How can I do justice to my favorite restaurant in the world, and do I risk its becoming more famous by reviewing it and thereby possibly reducing its accessibility?
The Yudaleh tapas bar was founded by the owners of its Daddy restaurant Mahneyuda (named for the shuk) in order to create a place where guests didnt have to make a reservation days or even weeks in advance and could just “pop in” to the tapas bar across the street. Mahneyuda as the pater familias deserves its own honorable review, both restaurants founded by unparalled chefs using the amazing quality ingredients found in this land where a tomato in any form tastes better than grandma’s homegrown ones.  It’s located in the Mahneh Yehudah neighborhood that houses the famous Jerusalem shuk (open air market).Both restaurants are run by internationally famous chefs of whom youtube videos are posted from locations all over Europe where they’ve competed and taught.

Yudaleh is a part of the new trend in restaurant-ing that calls for daily to weekly menu changes, seasonal fare available in the open air market next door, emphasis on quality of dishes made to perfection. It’s a place where you walk in and if you repeat you are already becoming part of the family. A place where arak (N. African anise liqueur) shots flow freely to chefs and clientele, where break outs of singing and drumming chefs to “mizrachi” (eastern influence) music explode in a small and humble bar and kitchen that only seats about 25 and as the night progresses a standing crowd squeezes intimately in.

It’s loud, its boisterous, its exploding with energy and flavor and the amazing cuisine is made every bit in front of your eyes, the food has not once disappointed me or any of our guests.
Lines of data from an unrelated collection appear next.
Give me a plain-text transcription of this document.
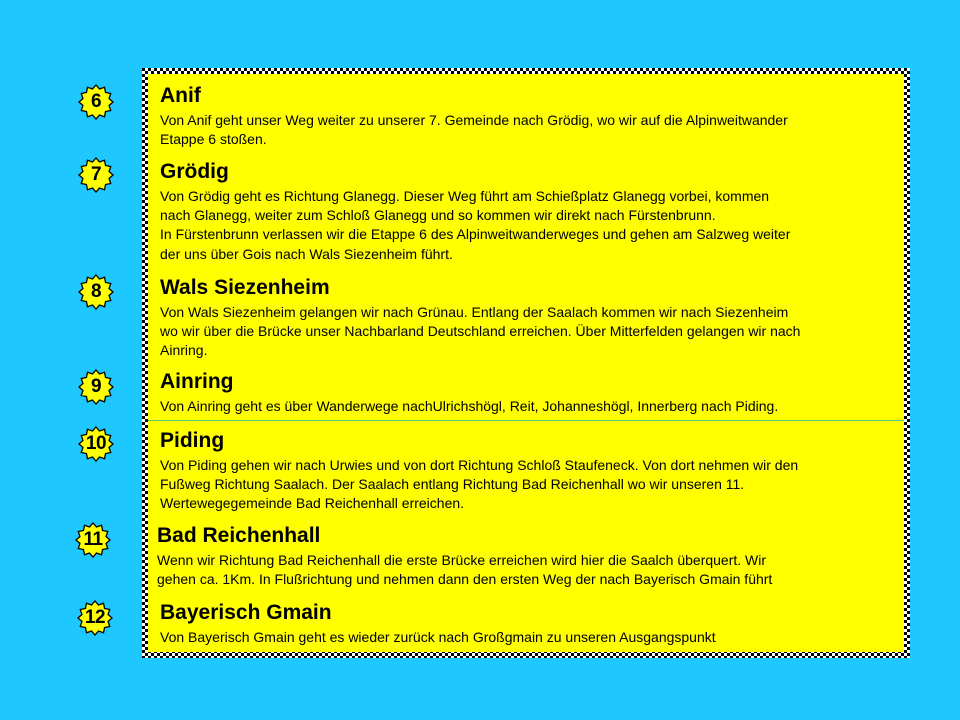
6
7
8
9
10
11
12
Anif

Von Anif geht unser Weg weiter zu unserer 7. Gemeinde nach Grödig, wo wir auf die Alpinweitwander
Etappe 6 stoßen.

Grödig

Von Grödig geht es Richtung Glanegg. Dieser Weg führt am Schießplatz Glanegg vorbei, kommen
nach Glanegg, weiter zum Schloß Glanegg und so kommen wir direkt nach Fürstenbrunn.
In Fürstenbrunn verlassen wir die Etappe 6 des Alpinweitwanderweges und gehen am Salzweg weiter
der uns über Gois nach Wals Siezenheim führt.

Wals Siezenheim

Von Wals Siezenheim gelangen wir nach Grünau. Entlang der Saalach kommen wir nach Siezenheim
wo wir über die Brücke unser Nachbarland Deutschland erreichen. Über Mitterfelden gelangen wir nach
Ainring.

Ainring

Von Ainring geht es über Wanderwege nachUlrichshögl, Reit, Johanneshögl, Innerberg nach Piding.

Piding

Von Piding gehen wir nach Urwies und von dort Richtung Schloß Staufeneck. Von dort nehmen wir den
Fußweg Richtung Saalach. Der Saalach entlang Richtung Bad Reichenhall wo wir unseren 11.
Wertewegegemeinde Bad Reichenhall erreichen.

Bad Reichenhall

Wenn wir Richtung Bad Reichenhall die erste Brücke erreichen wird hier die Saalch überquert. Wir
gehen ca. 1Km. In Flußrichtung und nehmen dann den ersten Weg der nach Bayerisch Gmain führt

Bayerisch Gmain

Von Bayerisch Gmain geht es wieder zurück nach Großgmain zu unseren Ausgangspunkt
It’s unapologetically not kosher. It’s part of what makes Israel a break-out party and pressure release valve in the midst of a stressful place (we all know why)  filled with youth and joie de vivre in spite…

It’s a place where I and family am known and loved by name so a few freebies and amuse-bouches always arrive at our spot on the bar. Our overseas family has sent friends here saying too, its the best food in the world, always a highlight of their visit. It offers a fusion cuisine often based on traditional ashkenazi (European) and Sephardic (spanish/oriental) with twists to make them fuse with modern Israeli or the far east.